A soldier who fell into hell
Acentury ago, 843 New Zealand soldiers died in an ill-planned push to capture Passchendaele. Letters home from one of those soldiers describing an attack days earlier offer a poignant insight into the effect of the war on young men who signed up to see the world.
‘‘Seconds seemed like hours.’’ Sydney Carl Jordan wrote. ‘‘At last there was the rattle of machine guns and the roar of guns big and small. Then the ground shook and the sky was ablaze.’’
‘‘Soon we were out of the trenches close to the curtain of fire, smoke and flying steel we followed.’’
Jordan survived this early push into Passchendaele, covering his mates with Lewis gun fire until the order to withdraw was given. While physically fine, the experience left him shellshocked. As he convalesced, the tone of his letters home changed.
Jordan signed up ‘‘to see the world’’ despite the objections of his father, the Rev Canon Charles Jordan.
The Tauranga youngster took to soldiering, serving during the battles of the Somme and at Verdun, and when on leave, making the most of the chance to see the sights such as the Tower of London and Westminster Abbey.
But his last letters would reveal his positive spirit was a veneer for a dark truth dawning on the soldier.
‘‘I have been a soldier for two years now,’’ he wrote.
‘‘I am an old soldier.’’
He sent a macabre list home about his friends being picked off. He envied the wounded, escaping the front.
A letter to his father on September 26, weeks before his death, showed how the war had finally broken his spirit.
‘‘I don’t see what we are fighting for,’’ he wrote. ‘‘They say freedom but we are only being made bigger slaves everyday to say nothing of the poor English Tommy who is treated a thousand times worse than a Hun prisoner. It is high time the whole murderous affair was over.’’
Then, a rare glimpse behind the curtain.
‘‘We have got to try and believe we are winning and look cheerful but it is a hard job to do that now. Just think it is a year ago since I was in this place last and it was here I spent my last birthday. I hope I can hang out here until my next.’’

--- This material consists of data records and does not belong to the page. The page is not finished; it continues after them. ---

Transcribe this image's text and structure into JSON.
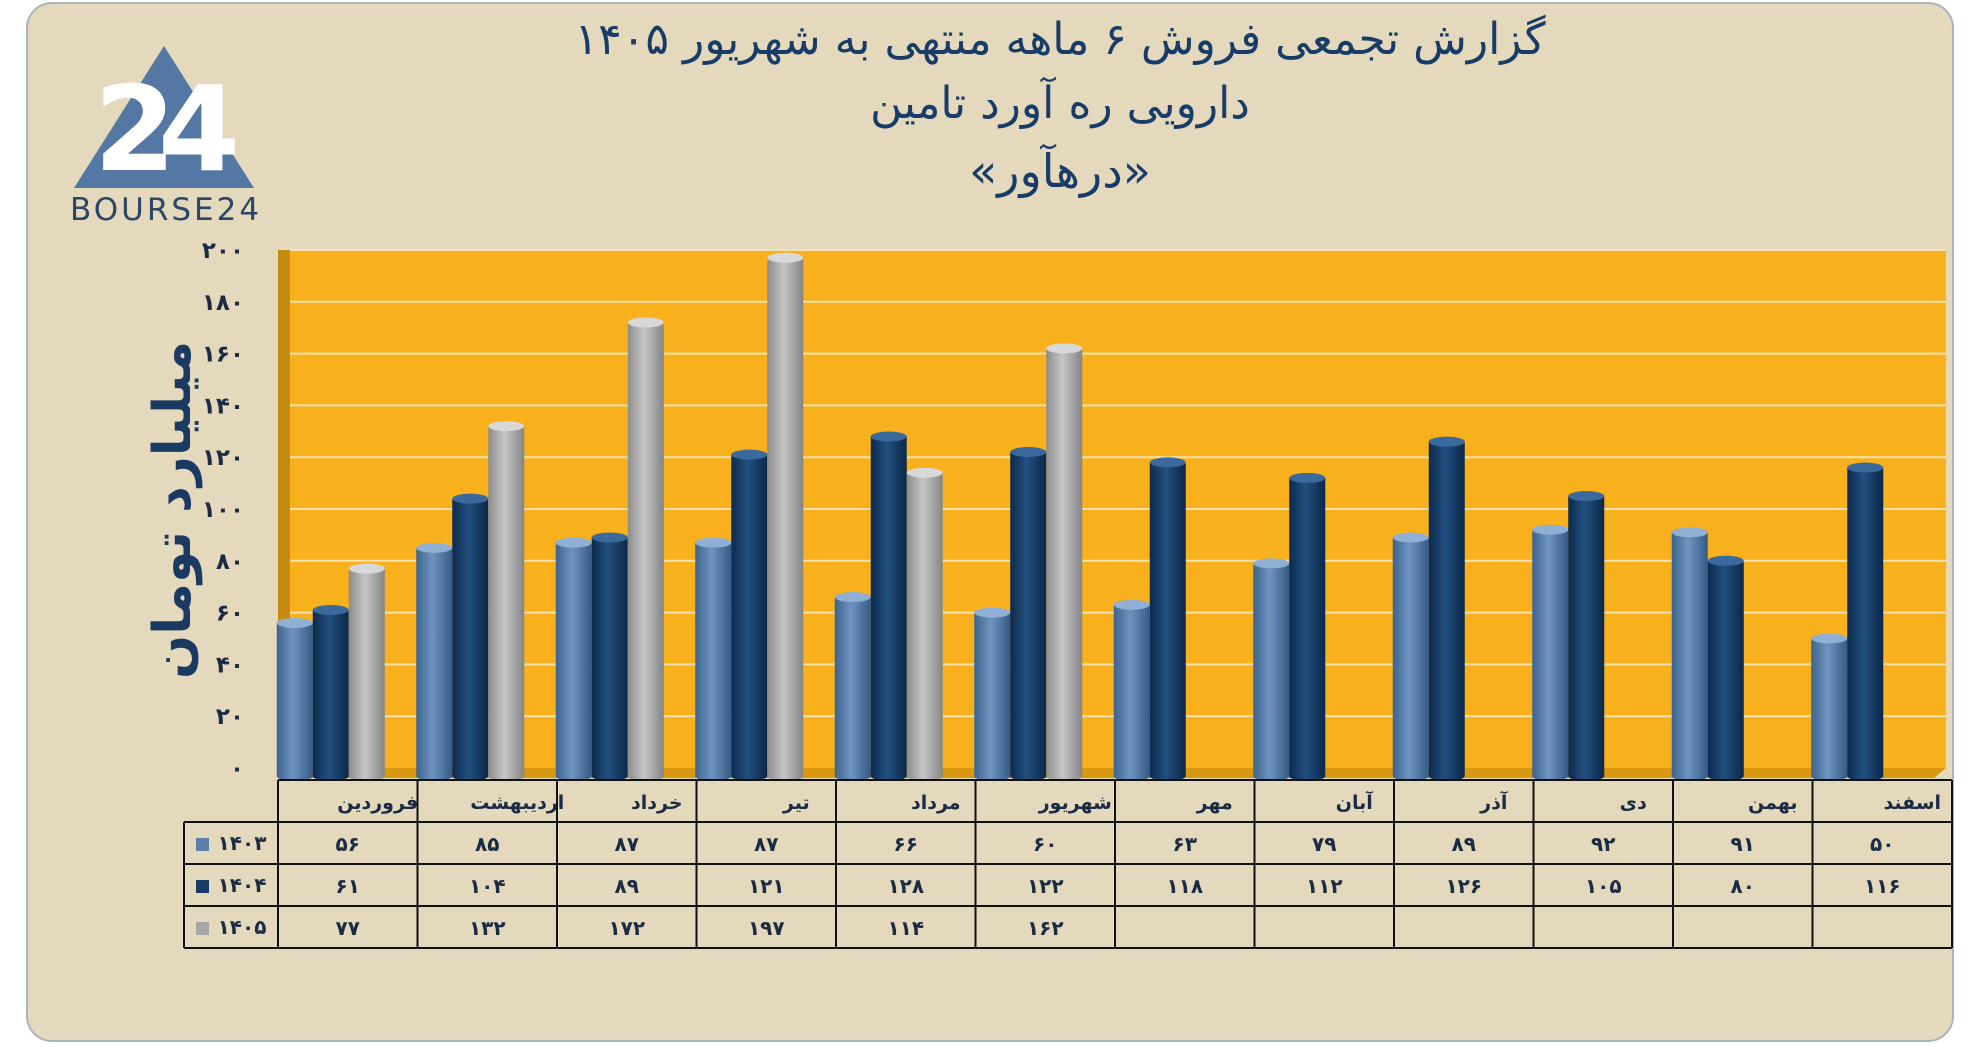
{
  "header": {
    "title_line1": "گزارش تجمعی فروش ۶ ماهه منتهی به شهریور ۱۴۰۵",
    "title_line2": "دارویی ره آورد تامین",
    "title_line3": "«درهآور»"
  },
  "logo": {
    "mark": "24",
    "text": "BOURSE24",
    "icon": "triangle-logo-icon"
  },
  "colors": {
    "background": "#e4d8bd",
    "plot_background": "#f8b11c",
    "series_1403": "#5a7fa8",
    "series_1404": "#173c67",
    "series_1405": "#a7a7a7"
  },
  "chart_data": {
    "type": "bar",
    "title": "گزارش تجمعی فروش ۶ ماهه منتهی به شهریور ۱۴۰۵",
    "subtitle": "دارویی ره آورد تامین «درهآور»",
    "xlabel": "",
    "ylabel": "میلیارد تومان",
    "ylim": [
      0,
      200
    ],
    "yticks": [
      0,
      20,
      40,
      60,
      80,
      100,
      120,
      140,
      160,
      180,
      200
    ],
    "ytick_labels": [
      "۰",
      "۲۰",
      "۴۰",
      "۶۰",
      "۸۰",
      "۱۰۰",
      "۱۲۰",
      "۱۴۰",
      "۱۶۰",
      "۱۸۰",
      "۲۰۰"
    ],
    "grid": true,
    "legend": "data-table-left",
    "categories": [
      "فروردین",
      "اردیبهشت",
      "خرداد",
      "تیر",
      "مرداد",
      "شهریور",
      "مهر",
      "آبان",
      "آذر",
      "دی",
      "بهمن",
      "اسفند"
    ],
    "series": [
      {
        "name": "۱۴۰۳",
        "values": [
          56,
          85,
          87,
          87,
          66,
          60,
          63,
          79,
          89,
          92,
          91,
          50
        ],
        "labels": [
          "۵۶",
          "۸۵",
          "۸۷",
          "۸۷",
          "۶۶",
          "۶۰",
          "۶۳",
          "۷۹",
          "۸۹",
          "۹۲",
          "۹۱",
          "۵۰"
        ]
      },
      {
        "name": "۱۴۰۴",
        "values": [
          61,
          104,
          89,
          121,
          128,
          122,
          118,
          112,
          126,
          105,
          80,
          116
        ],
        "labels": [
          "۶۱",
          "۱۰۴",
          "۸۹",
          "۱۲۱",
          "۱۲۸",
          "۱۲۲",
          "۱۱۸",
          "۱۱۲",
          "۱۲۶",
          "۱۰۵",
          "۸۰",
          "۱۱۶"
        ]
      },
      {
        "name": "۱۴۰۵",
        "values": [
          77,
          132,
          172,
          197,
          114,
          162,
          null,
          null,
          null,
          null,
          null,
          null
        ],
        "labels": [
          "۷۷",
          "۱۳۲",
          "۱۷۲",
          "۱۹۷",
          "۱۱۴",
          "۱۶۲",
          "",
          "",
          "",
          "",
          "",
          ""
        ]
      }
    ]
  }
}
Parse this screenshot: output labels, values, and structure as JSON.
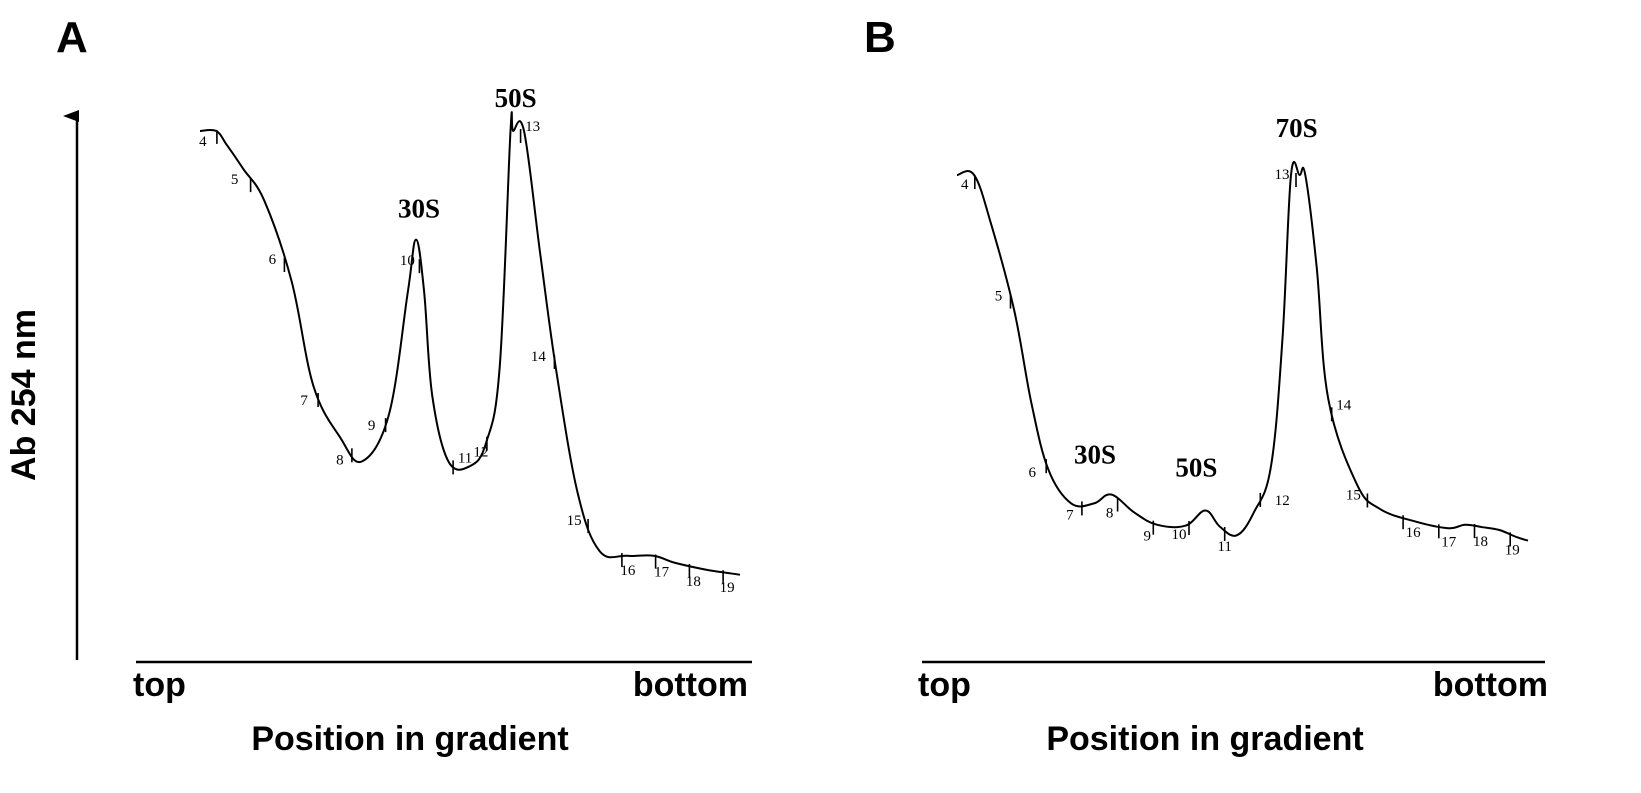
{
  "figure": {
    "ylabel": "Ab 254 nm",
    "panels": [
      {
        "letter": "A",
        "xlabel": "Position in gradient",
        "x_start": "top",
        "x_end": "bottom"
      },
      {
        "letter": "B",
        "xlabel": "Position in gradient",
        "x_start": "top",
        "x_end": "bottom"
      }
    ]
  },
  "chart_data": [
    {
      "type": "line",
      "title": "A",
      "xlabel": "Position in gradient",
      "ylabel": "Ab 254 nm",
      "x_tick_labels": [
        "top",
        "bottom"
      ],
      "ylim": [
        0,
        1
      ],
      "grid": false,
      "x": [
        0,
        0.03,
        0.05,
        0.08,
        0.12,
        0.17,
        0.21,
        0.26,
        0.3,
        0.35,
        0.385,
        0.4,
        0.415,
        0.43,
        0.46,
        0.5,
        0.53,
        0.555,
        0.575,
        0.58,
        0.6,
        0.63,
        0.66,
        0.7,
        0.74,
        0.79,
        0.84,
        0.88,
        0.94,
        1.0
      ],
      "y": [
        1.0,
        1.0,
        0.97,
        0.92,
        0.85,
        0.68,
        0.46,
        0.35,
        0.3,
        0.4,
        0.66,
        0.77,
        0.66,
        0.44,
        0.3,
        0.29,
        0.34,
        0.5,
        1.0,
        1.0,
        1.0,
        0.74,
        0.49,
        0.23,
        0.11,
        0.1,
        0.1,
        0.085,
        0.07,
        0.06
      ],
      "peaks": [
        {
          "label": "30S",
          "x": 0.4,
          "y": 0.77
        },
        {
          "label": "50S",
          "x": 0.59,
          "y": 1.0
        }
      ],
      "fractions": [
        "4",
        "5",
        "6",
        "7",
        "8",
        "9",
        "10",
        "11",
        "12",
        "13",
        "14",
        "15",
        "16",
        "17",
        "18",
        "19"
      ]
    },
    {
      "type": "line",
      "title": "B",
      "xlabel": "Position in gradient",
      "ylabel": "Ab 254 nm",
      "x_tick_labels": [
        "top",
        "bottom"
      ],
      "ylim": [
        0,
        1
      ],
      "grid": false,
      "x": [
        0,
        0.03,
        0.06,
        0.1,
        0.13,
        0.16,
        0.2,
        0.24,
        0.27,
        0.31,
        0.35,
        0.4,
        0.435,
        0.46,
        0.49,
        0.52,
        0.55,
        0.57,
        0.585,
        0.6,
        0.61,
        0.63,
        0.65,
        0.7,
        0.74,
        0.8,
        0.86,
        0.89,
        0.92,
        0.95,
        0.98,
        1.0
      ],
      "y": [
        1.0,
        1.0,
        0.86,
        0.62,
        0.36,
        0.17,
        0.075,
        0.075,
        0.1,
        0.05,
        0.015,
        0.012,
        0.055,
        0.01,
        -0.015,
        0.05,
        0.18,
        0.54,
        1.0,
        1.0,
        1.0,
        0.74,
        0.37,
        0.13,
        0.06,
        0.025,
        0.005,
        0.015,
        0.008,
        0.0,
        -0.02,
        -0.03
      ],
      "peaks": [
        {
          "label": "30S",
          "x": 0.24,
          "y": 0.075
        },
        {
          "label": "50S",
          "x": 0.435,
          "y": 0.055
        },
        {
          "label": "70S",
          "x": 0.6,
          "y": 1.0
        }
      ],
      "fractions": [
        "4",
        "5",
        "6",
        "7",
        "8",
        "9",
        "10",
        "11",
        "12",
        "13",
        "14",
        "15",
        "16",
        "17",
        "18",
        "19"
      ]
    }
  ]
}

His marching orders arrived leaving him just time to write a quick, final note to his mother on October 10, 1917.
‘‘Just a short note before I go up the line in the morning,’’ he wrote.
‘‘I am still fit and well and feeling all the better after the spell down here. According to the papers our boys are in the thick of it and carried everything before them. In a way, I am not sorry I missed it.
‘‘I will close with best love and Xmas wishes from your son.’’
By the time she received the letter Jordan and 842 other New Zealand soldiers were dead.